Again, I meant to post a bit sooner than this but I'm still not quite back in the swing of things and suspect that might continue for some time. The oddness of it all is very hard to shake. I have been reading though and thought I would a do brief rundown of the books I've been reading this month.
I finished this BLCC collection, Guilty Creatures, edited of course by Martin Edwards. The theme in this one is 'animals', each story has a connection to wildlife or pets. So we have a chap with a fear of earthworms, a yarn about nobbling racehorses, there're gorillas, parakeets, slugs, all life is here. Authors include G.K. Chesterton, Christiana Brand, Sir Arthur Conan Doyle, Josephine Bell, Edgar Wallace and so on. Overall, I thought this was a better than average collection, only a few failed to please and the rest were top notch.
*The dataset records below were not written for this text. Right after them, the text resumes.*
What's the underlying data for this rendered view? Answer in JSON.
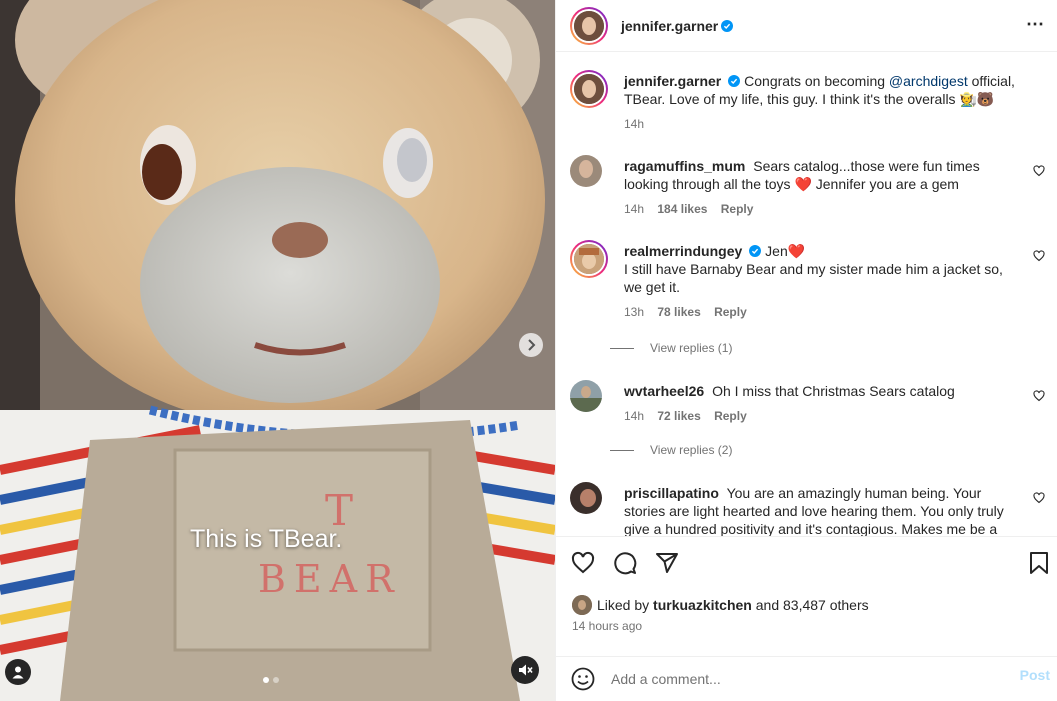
{
  "media": {
    "caption": "This is TBear.",
    "embroidery_line1": "T",
    "embroidery_line2": "BEAR"
  },
  "post": {
    "author": "jennifer.garner",
    "caption_text": "Congrats on becoming",
    "mention": "@archdigest",
    "caption_rest": "official, TBear. Love of my life, this guy. I think it's the overalls 🧑‍🌾🐻",
    "time": "14h"
  },
  "comments": [
    {
      "user": "ragamuffins_mum",
      "text": "Sears catalog...those were fun times looking through all the toys ❤️ Jennifer you are a gem",
      "time": "14h",
      "likes": "184 likes",
      "reply": "Reply"
    },
    {
      "user": "realmerrindungey",
      "text": "Jen❤️\nI still have Barnaby Bear and my sister made him a jacket so, we get it.",
      "time": "13h",
      "likes": "78 likes",
      "reply": "Reply",
      "view_replies": "View replies (1)"
    },
    {
      "user": "wvtarheel26",
      "text": "Oh I miss that Christmas Sears catalog",
      "time": "14h",
      "likes": "72 likes",
      "reply": "Reply",
      "view_replies": "View replies (2)"
    },
    {
      "user": "priscillapatino",
      "text": "You are an amazingly human being. Your stories are light hearted and love hearing them. You only truly give a hundred positivity and it's contagious. Makes me be a better"
    }
  ],
  "likes": {
    "prefix": "Liked by",
    "user": "turkuazkitchen",
    "suffix": "and 83,487 others"
  },
  "posted_ago": "14 hours ago",
  "add_comment": {
    "placeholder": "Add a comment...",
    "post_label": "Post"
  },
  "colors": {
    "link": "#00376b",
    "verified": "#0095f6",
    "post_disabled": "#b2dffc"
  }
}
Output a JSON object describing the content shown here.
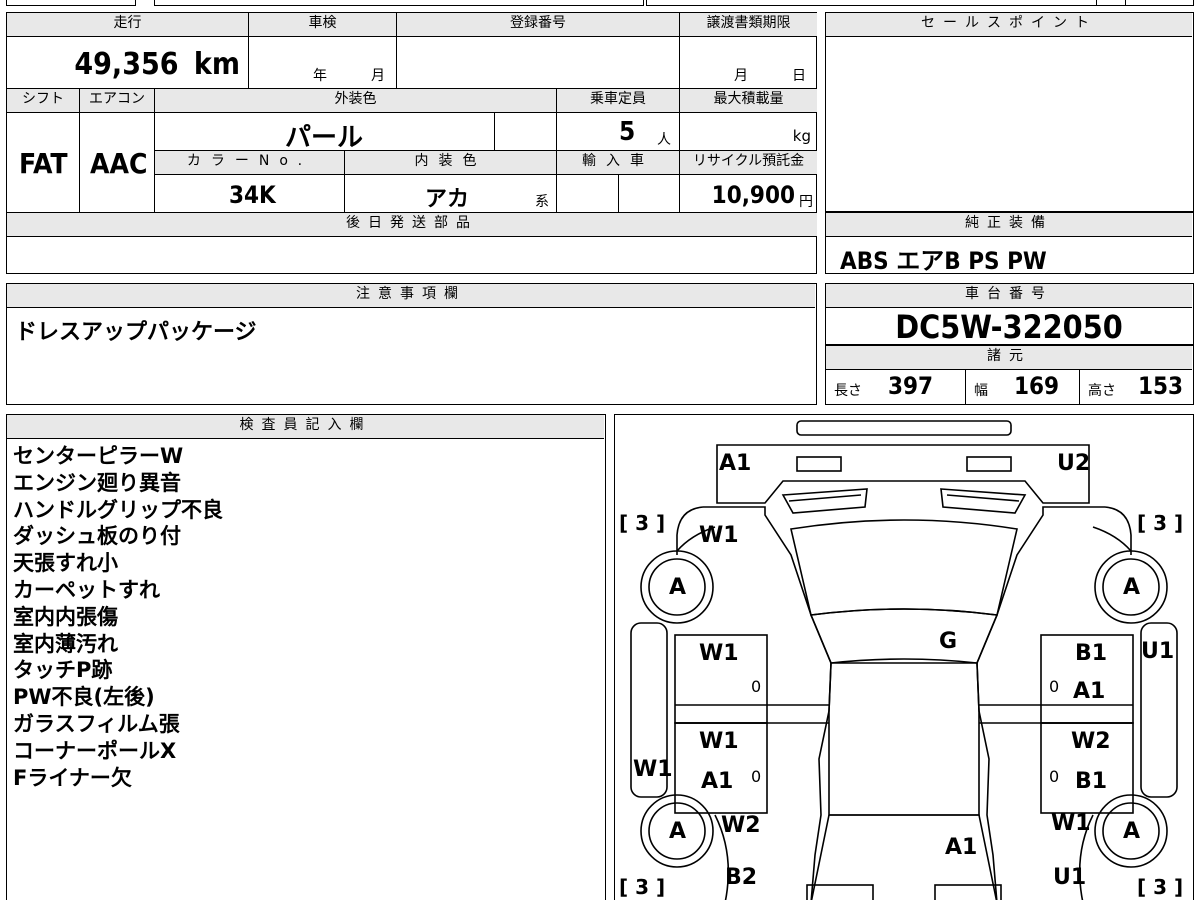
{
  "header": {
    "mileage_label": "走行",
    "mileage_value": "49,356",
    "mileage_unit": "km",
    "shaken_label": "車検",
    "shaken_year": "年",
    "shaken_month": "月",
    "reg_label": "登録番号",
    "transfer_label": "譲渡書類期限",
    "transfer_month": "月",
    "transfer_day": "日",
    "shift_label": "シフト",
    "shift_value": "FAT",
    "ac_label": "エアコン",
    "ac_value": "AAC",
    "ext_color_label": "外装色",
    "ext_color_value": "パール",
    "capacity_label": "乗車定員",
    "capacity_value": "5",
    "capacity_unit": "人",
    "maxload_label": "最大積載量",
    "maxload_unit": "kg",
    "colorno_label": "カラーNo.",
    "colorno_value": "34K",
    "int_color_label": "内装色",
    "int_color_value": "アカ",
    "int_color_suffix": "系",
    "import_label": "輸入車",
    "recycle_label": "リサイクル預託金",
    "recycle_value": "10,900",
    "recycle_unit": "円"
  },
  "sales_point": {
    "label": "セールスポイント"
  },
  "later_parts": {
    "label": "後日発送部品"
  },
  "equipment": {
    "label": "純正装備",
    "value": "ABS エアB PS PW"
  },
  "notes": {
    "label": "注意事項欄",
    "value": "ドレスアップパッケージ"
  },
  "chassis": {
    "label": "車台番号",
    "value": "DC5W-322050"
  },
  "specs": {
    "label": "諸元",
    "length_label": "長さ",
    "length_value": "397",
    "width_label": "幅",
    "width_value": "169",
    "height_label": "高さ",
    "height_value": "153"
  },
  "inspector": {
    "label": "検査員記入欄",
    "lines": [
      "センターピラーW",
      "エンジン廻り異音",
      "ハンドルグリップ不良",
      "ダッシュ板のり付",
      "天張すれ小",
      "カーペットすれ",
      "室内内張傷",
      "室内薄汚れ",
      "タッチP跡",
      "PW不良(左後)",
      "ガラスフィルム張",
      "コーナーポールX",
      "Fライナー欠"
    ]
  },
  "diagram": {
    "marks": {
      "a1_front_left": "A1",
      "u2_front_right": "U2",
      "tl_bracket": "[ 3 ]",
      "tr_bracket": "[ 3 ]",
      "bl_bracket": "[ 3 ]",
      "br_bracket": "[ 3 ]",
      "w1_front_fender": "W1",
      "wheel_a": "A",
      "w1_left_front_door": "W1",
      "g_roof": "G",
      "b1_right_front_door": "B1",
      "a1_right_front_door": "A1",
      "u1_right_side": "U1",
      "w1_left_rear_door": "W1",
      "a1_left_rear_door": "A1",
      "w1_left_side": "W1",
      "w2_right_rear_door": "W2",
      "b1_right_rear_door": "B1",
      "w2_rear_left": "W2",
      "b2_rear_left": "B2",
      "a1_rear_center": "A1",
      "w1_rear_right": "W1",
      "u1_rear_right": "U1",
      "zero": "0"
    }
  }
}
I didn't jot down my usual notes so I can't name any favourites, other than remembering that the Father Brown was good and so was the Christiana Brand. And what a glorious cover!The Wheel Spins by Ethel Lina White is a novel published in 1936, and subsequently made into a Hitchcock film, The Lady Vanishes. I'd seen that years ago, so the plot was slightly familiar, but I couldn't remember the outcome, so it was fine. Socialite, Iris Carr, is travelling back by train from a holiday somewhere mountainous (they don't say exactly where but I think northern Italy) in Europe. An English governess, Miss Froy, takes her under her wing, but the next day the woman has disappeared and no one in the carriage can remember her being there. Is Iris suffering the results of sunstroke or is there a conspiracy of silence. Excellent read this one, a little too heavy on the surreal, 'am I going crazy?' aspect but nevertheless, a real pageturner and not a little creepy, to my mind anyway.
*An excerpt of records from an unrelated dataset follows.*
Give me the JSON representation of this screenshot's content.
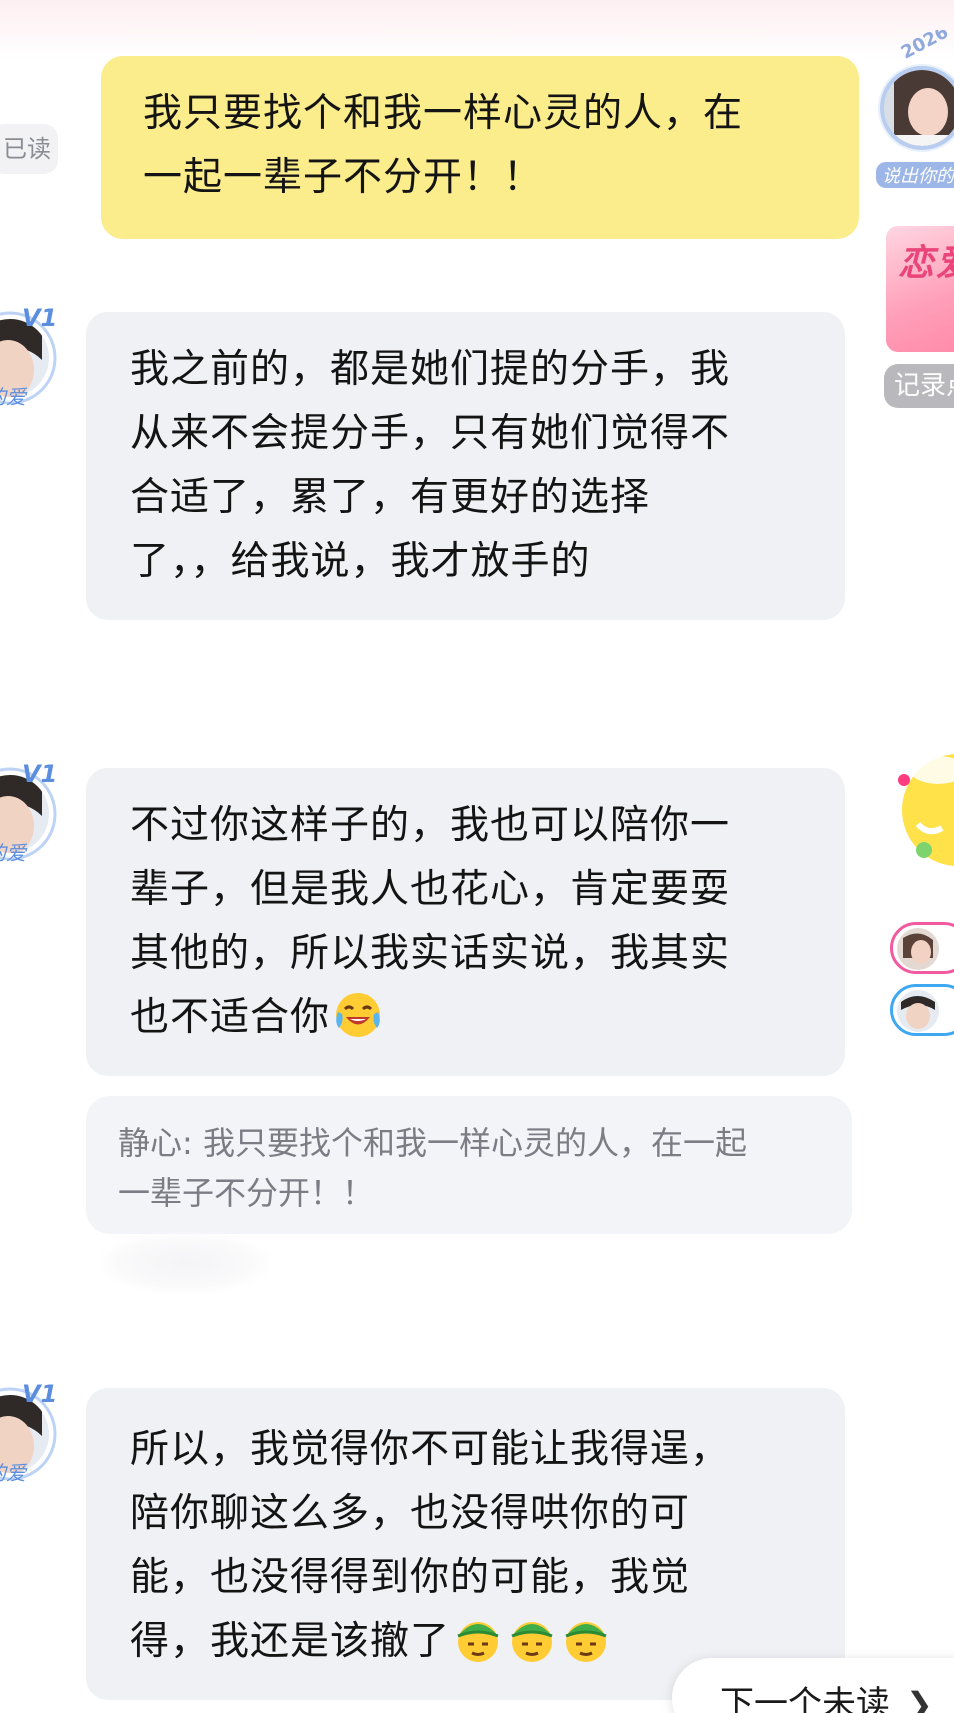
{
  "messages": {
    "me_1": {
      "line1": "我只要找个和我一样心灵的人，在",
      "line2": "一起一辈子不分开！！",
      "read_status": "已读"
    },
    "peer_1": {
      "line1": "我之前的，都是她们提的分手，我",
      "line2": "从来不会提分手，只有她们觉得不",
      "line3": "合适了，累了，有更好的选择",
      "line4": "了，，给我说，我才放手的"
    },
    "peer_2": {
      "line1": "不过你这样子的，我也可以陪你一",
      "line2": "辈子，但是我人也花心，肯定要耍",
      "line3": "其他的，所以我实话实说，我其实",
      "line4": "也不适合你",
      "emoji": "laughing-crying-emoji"
    },
    "quote": {
      "line1": "静心: 我只要找个和我一样心灵的人，在一起",
      "line2": "一辈子不分开！！"
    },
    "peer_3": {
      "line1": "所以，我觉得你不可能让我得逞，",
      "line2": "陪你聊这么多，也没得哄你的可",
      "line3": "能，也没得得到你的可能，我觉",
      "line4": "得，我还是该撤了",
      "emojis": [
        "hat-emoji",
        "hat-emoji",
        "hat-emoji"
      ]
    }
  },
  "widgets": {
    "love_diary_title": "恋爱日记",
    "record_chip": "记录点",
    "next_unread": "下一个未读",
    "next_unread_icon": "chevron-right-icon"
  },
  "colors": {
    "my_bubble": "#fbec8c",
    "peer_bubble": "#f0f1f5",
    "quote_bg": "#f3f4f8",
    "quote_text": "#7b7d85"
  }
}
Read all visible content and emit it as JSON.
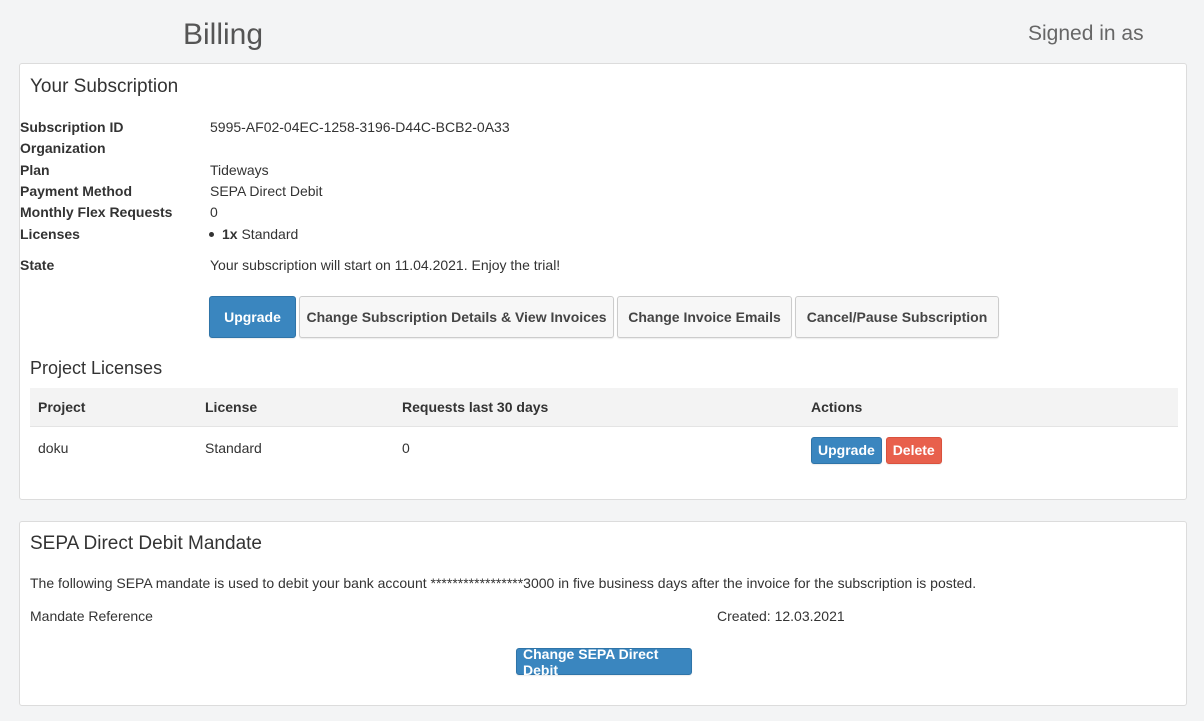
{
  "header": {
    "title": "Billing",
    "signed_in": "Signed in as"
  },
  "subscription": {
    "heading": "Your Subscription",
    "fields": [
      {
        "label": "Subscription ID",
        "value": "5995-AF02-04EC-1258-3196-D44C-BCB2-0A33"
      },
      {
        "label": "Organization",
        "value": ""
      },
      {
        "label": "Plan",
        "value": "Tideways"
      },
      {
        "label": "Payment Method",
        "value": "SEPA Direct Debit"
      },
      {
        "label": "Monthly Flex Requests",
        "value": "0"
      }
    ],
    "licenses": {
      "label": "Licenses",
      "count": "1x",
      "type": "Standard"
    },
    "state": {
      "label": "State",
      "value": "Your subscription will start on 11.04.2021. Enjoy the trial!"
    },
    "buttons": {
      "upgrade": "Upgrade",
      "change_details": "Change Subscription Details & View Invoices",
      "change_emails": "Change Invoice Emails",
      "cancel": "Cancel/Pause Subscription"
    }
  },
  "project_licenses": {
    "heading": "Project Licenses",
    "columns": [
      "Project",
      "License",
      "Requests last 30 days",
      "Actions"
    ],
    "rows": [
      {
        "project": "doku",
        "license": "Standard",
        "requests": "0",
        "upgrade": "Upgrade",
        "delete": "Delete"
      }
    ]
  },
  "sepa": {
    "heading": "SEPA Direct Debit Mandate",
    "text": "The following SEPA mandate is used to debit your bank account *****************3000 in five business days after the invoice for the subscription is posted.",
    "mandate_label": "Mandate Reference",
    "created": "Created: 12.03.2021",
    "change_button": "Change SEPA Direct Debit"
  },
  "colors": {
    "primary": "#3a86bf",
    "danger": "#e8604c",
    "background": "#f3f4f5"
  }
}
So, my most recent book, I finished it yesterday, is Illyrian Spring by Ann Bridge. Lady Grace Kilmichael is leaving her husband and grown-up children behind and going off on a European trip. Only they don't know. She thinks her husband might be having an affair and the children are not really interested in her nowadays. She does leave a letter to her husband however, telling him she's off to Greece to paint as Grace has recently become quite a well-known artist. She doesn't go to Greece. She starts in Paris and then on to Venice where she comes across Nicholas, aged 23, half Grace's age, who wants to be a painter but whose parents won't hear of it, they want him to be an architect. She takes him on to mentor him, and the pair travel together along the Dalmatian (present day Croatia) coast, not just painting but learning a lot about life from each other. So this sounds like a fairly simple plot and indeed it is. If I'm honest the whole thing is more of a travelogue and homage to the Dalmation coast and, in fact, I read that the impact of this book when it was first published in 1935 was to up tourism in the area and even Edward and Mrs. Simpson took a cruise down the coast to see what all the fuss was about. Fascinating. 'And' I have no problem understanding it because that was exactly what the book made me want to do... pack my bags and set off! It has quite an introspective sort of narrative and this might not be everyone's cup of tea. I was reminded of Absent in the Spring by Agatha Christie writing as Mary Westmacott, or Enchanted April by Elizabeth Von Arnim, they too have older ladies looking for a break from humdrum life or difficult relatives and trying to find a way to make life work for them now they're older. It's not often I finish a book and find myself wanting to go back to the beginning and start again but I did with this. A five star read and certainly a book that will be in my top ten for this year.
So, that's me, up to date. I hope you're all well and finding lots of good book to read this spring.